Wissen Sie das immer?
Nein. Aber wenn man nichts mehr sagen will, das irgendjemanden auf der Welt verletzen könnte, müsste man für alle Zeit schweigen. Diese Möglichkeit steht mir derzeit noch nicht zur Verfügung.

Über Wiglaf Droste findet sich im Netz ein Wikipedia-Eintrag, den er selbst allerdings für blossen Mist hält. Darum also ein paar alternative Fakten zum Sein und Wirken des deutschen Autors, Satirikers und Sängers: Der 52-Jährige kocht leidenschaftlich, trägt Hut und pflegte bis zu einer ersten Knieoperation im Jahr 2012 nach seinen Auftritten auf der Bühne ein Rad zu schlagen.

Droste stammt aus Herford (Westfalen) und lebt heute in Leipzig, Berlin und unterwegs. In seiner Jugend war er Redakteur (siehe dazu seine Kolumne auf Seite 37) bei der «taz» und der «Titanic». Heute veröffentlicht er regelmässig im Funk, in der Zeitschrift «Das Magazin» sowie in der kulinarischen Kampfschrift «Häuptling Eigener Herd», die er seit 1999 mit dem Stuttgarter Meisterkoch Vincent Klink herausgibt. Droste geht mit offenen Augen, offenen Ohren und offenem Herzen durch die Welt, was ihm mitunter den Stoff für seine ausgebufften, glasklaren und messerscharf poetischen Texte liefert: Seit Ende 2010 schreibt er eine tägliche Kolumne in der deutschen Tageszeitung «junge Welt», seit März 2013 im «NZZ Folio» die Kolumne «Nomade im Speck». Droste wurde für seine Arbeit mehrfach ausgezeichnet: mit dem Ben-Witter- Preis (2003), dem Annette-von-Droste-Hülshoff-Preis (2005), dem «Ringelnats»-Preis (2010) sowie dem «Nieheimer Schuhu», dem Peter-Hille-Literaturpreis (2013).
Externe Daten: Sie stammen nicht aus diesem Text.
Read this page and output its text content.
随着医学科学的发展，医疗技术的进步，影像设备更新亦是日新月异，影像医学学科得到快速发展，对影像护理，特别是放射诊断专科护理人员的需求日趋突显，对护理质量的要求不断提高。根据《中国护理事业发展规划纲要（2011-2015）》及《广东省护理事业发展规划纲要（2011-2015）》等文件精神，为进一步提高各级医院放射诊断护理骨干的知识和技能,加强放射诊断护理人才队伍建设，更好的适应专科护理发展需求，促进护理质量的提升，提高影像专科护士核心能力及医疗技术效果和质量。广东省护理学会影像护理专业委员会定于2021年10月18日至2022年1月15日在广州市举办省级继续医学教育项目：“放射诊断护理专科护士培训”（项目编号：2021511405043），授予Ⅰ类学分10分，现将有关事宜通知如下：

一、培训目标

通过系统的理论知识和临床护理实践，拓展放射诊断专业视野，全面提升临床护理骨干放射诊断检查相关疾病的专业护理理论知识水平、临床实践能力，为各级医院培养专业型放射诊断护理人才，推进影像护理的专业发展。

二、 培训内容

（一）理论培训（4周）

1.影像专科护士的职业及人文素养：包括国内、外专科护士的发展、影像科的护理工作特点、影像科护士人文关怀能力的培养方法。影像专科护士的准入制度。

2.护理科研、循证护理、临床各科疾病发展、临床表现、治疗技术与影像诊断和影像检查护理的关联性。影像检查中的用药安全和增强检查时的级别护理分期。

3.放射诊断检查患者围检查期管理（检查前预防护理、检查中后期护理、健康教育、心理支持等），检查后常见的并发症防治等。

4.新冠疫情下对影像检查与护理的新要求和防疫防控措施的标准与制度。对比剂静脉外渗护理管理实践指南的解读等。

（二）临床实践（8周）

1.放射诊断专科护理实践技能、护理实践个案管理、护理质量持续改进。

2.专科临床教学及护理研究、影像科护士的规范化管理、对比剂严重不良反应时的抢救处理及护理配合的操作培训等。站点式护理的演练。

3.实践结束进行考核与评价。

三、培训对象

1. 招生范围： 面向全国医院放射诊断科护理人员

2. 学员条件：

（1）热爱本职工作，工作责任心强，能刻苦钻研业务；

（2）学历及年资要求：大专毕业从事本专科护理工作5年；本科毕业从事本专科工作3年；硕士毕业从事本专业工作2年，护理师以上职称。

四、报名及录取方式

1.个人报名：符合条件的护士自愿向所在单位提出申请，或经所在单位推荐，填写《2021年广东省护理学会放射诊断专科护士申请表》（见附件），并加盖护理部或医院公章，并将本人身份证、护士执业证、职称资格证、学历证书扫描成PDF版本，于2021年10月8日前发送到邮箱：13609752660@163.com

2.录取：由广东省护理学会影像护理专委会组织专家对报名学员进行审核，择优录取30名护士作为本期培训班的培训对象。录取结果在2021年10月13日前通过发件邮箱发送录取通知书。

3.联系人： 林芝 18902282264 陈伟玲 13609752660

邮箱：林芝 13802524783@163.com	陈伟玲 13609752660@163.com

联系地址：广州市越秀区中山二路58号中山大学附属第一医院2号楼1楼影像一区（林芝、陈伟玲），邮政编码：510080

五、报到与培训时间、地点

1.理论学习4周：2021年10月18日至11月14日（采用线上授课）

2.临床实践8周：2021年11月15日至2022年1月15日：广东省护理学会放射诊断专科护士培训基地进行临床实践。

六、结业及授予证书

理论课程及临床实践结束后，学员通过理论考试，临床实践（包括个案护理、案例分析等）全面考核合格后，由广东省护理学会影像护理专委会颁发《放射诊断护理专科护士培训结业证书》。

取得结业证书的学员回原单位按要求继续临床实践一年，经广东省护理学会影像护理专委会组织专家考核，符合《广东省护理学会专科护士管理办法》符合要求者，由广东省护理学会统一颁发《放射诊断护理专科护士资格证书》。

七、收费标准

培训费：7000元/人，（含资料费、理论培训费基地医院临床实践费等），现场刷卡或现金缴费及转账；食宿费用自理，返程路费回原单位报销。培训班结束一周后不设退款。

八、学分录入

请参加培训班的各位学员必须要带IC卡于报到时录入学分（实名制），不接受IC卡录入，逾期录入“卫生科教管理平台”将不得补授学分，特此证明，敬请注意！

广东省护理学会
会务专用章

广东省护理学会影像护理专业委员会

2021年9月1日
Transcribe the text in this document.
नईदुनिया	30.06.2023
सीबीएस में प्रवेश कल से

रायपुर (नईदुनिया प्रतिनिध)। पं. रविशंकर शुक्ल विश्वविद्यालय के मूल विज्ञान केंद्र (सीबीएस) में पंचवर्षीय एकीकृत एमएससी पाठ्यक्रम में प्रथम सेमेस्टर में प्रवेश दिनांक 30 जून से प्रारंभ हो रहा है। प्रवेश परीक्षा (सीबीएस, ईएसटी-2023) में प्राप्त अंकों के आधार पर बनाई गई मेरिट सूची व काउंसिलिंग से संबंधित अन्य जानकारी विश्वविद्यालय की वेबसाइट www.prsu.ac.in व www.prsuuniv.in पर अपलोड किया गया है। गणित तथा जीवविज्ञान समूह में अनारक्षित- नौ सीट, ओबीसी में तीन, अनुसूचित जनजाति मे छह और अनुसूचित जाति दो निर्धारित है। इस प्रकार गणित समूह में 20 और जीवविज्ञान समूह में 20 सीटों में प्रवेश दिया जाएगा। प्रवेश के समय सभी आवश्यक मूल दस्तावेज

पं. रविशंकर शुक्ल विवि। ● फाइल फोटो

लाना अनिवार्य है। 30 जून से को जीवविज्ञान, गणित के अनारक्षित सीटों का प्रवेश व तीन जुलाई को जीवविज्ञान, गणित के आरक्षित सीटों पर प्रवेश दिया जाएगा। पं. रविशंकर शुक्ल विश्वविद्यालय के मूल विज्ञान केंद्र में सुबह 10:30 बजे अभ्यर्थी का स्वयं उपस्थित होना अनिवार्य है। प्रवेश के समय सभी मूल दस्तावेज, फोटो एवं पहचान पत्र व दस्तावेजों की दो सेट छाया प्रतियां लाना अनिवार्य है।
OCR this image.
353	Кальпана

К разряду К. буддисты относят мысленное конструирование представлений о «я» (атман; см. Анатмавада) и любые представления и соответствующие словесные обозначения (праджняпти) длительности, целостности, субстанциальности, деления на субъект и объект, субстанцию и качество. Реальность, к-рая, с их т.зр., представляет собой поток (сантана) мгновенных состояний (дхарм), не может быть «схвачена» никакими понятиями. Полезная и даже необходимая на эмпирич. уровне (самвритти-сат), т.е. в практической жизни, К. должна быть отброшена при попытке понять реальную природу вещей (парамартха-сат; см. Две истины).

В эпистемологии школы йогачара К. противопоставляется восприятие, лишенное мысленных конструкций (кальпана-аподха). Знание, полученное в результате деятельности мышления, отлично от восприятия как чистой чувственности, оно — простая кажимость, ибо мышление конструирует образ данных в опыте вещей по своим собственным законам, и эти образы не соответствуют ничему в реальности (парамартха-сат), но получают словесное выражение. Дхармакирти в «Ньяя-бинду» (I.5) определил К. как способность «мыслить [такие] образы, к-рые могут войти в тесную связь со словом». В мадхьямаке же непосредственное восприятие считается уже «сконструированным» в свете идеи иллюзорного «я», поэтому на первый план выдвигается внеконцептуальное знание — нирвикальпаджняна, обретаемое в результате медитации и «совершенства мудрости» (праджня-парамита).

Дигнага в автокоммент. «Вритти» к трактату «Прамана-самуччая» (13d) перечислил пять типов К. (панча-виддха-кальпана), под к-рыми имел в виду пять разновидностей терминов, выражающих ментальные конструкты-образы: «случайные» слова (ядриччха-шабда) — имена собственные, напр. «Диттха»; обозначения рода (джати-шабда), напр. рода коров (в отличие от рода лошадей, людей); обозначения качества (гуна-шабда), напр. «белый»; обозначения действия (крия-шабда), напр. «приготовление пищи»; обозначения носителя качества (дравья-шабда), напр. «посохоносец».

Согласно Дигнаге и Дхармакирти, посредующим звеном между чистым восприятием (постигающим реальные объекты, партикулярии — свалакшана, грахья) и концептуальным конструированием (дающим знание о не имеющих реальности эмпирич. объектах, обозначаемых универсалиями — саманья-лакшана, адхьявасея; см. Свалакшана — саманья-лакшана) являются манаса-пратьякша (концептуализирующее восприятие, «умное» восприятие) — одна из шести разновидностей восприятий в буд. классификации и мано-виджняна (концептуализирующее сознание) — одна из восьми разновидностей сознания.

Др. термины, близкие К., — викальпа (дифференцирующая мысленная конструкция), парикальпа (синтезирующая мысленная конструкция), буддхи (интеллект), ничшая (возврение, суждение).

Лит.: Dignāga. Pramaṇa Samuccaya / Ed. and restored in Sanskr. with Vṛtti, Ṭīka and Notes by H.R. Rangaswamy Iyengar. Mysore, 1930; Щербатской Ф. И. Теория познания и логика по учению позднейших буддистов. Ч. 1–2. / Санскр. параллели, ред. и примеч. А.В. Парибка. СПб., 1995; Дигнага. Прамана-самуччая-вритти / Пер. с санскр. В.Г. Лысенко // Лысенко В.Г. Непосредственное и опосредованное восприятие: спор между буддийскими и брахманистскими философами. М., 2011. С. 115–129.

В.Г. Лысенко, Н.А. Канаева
Und Droste singt; zusammen mit der «Tünseltown Rebellion Band», mit dem Jazz-Duo Uschi Brüning und Ernst-Ludwig Petrowsky oder auch als Gastsänger beim Zürcher «Trio from Hell» sowie gemeinsam mit dem Sänger und Komponisten Danny Dziuk. Nach der Glossensammlung «Die Würde des Menschen ist ein Konjunktiv» (Edition Tiamat, 2013) erschien im März seine Roadmovie-Erzählung «Schalldämpfer. Eine Revue » (Edition Tiamat).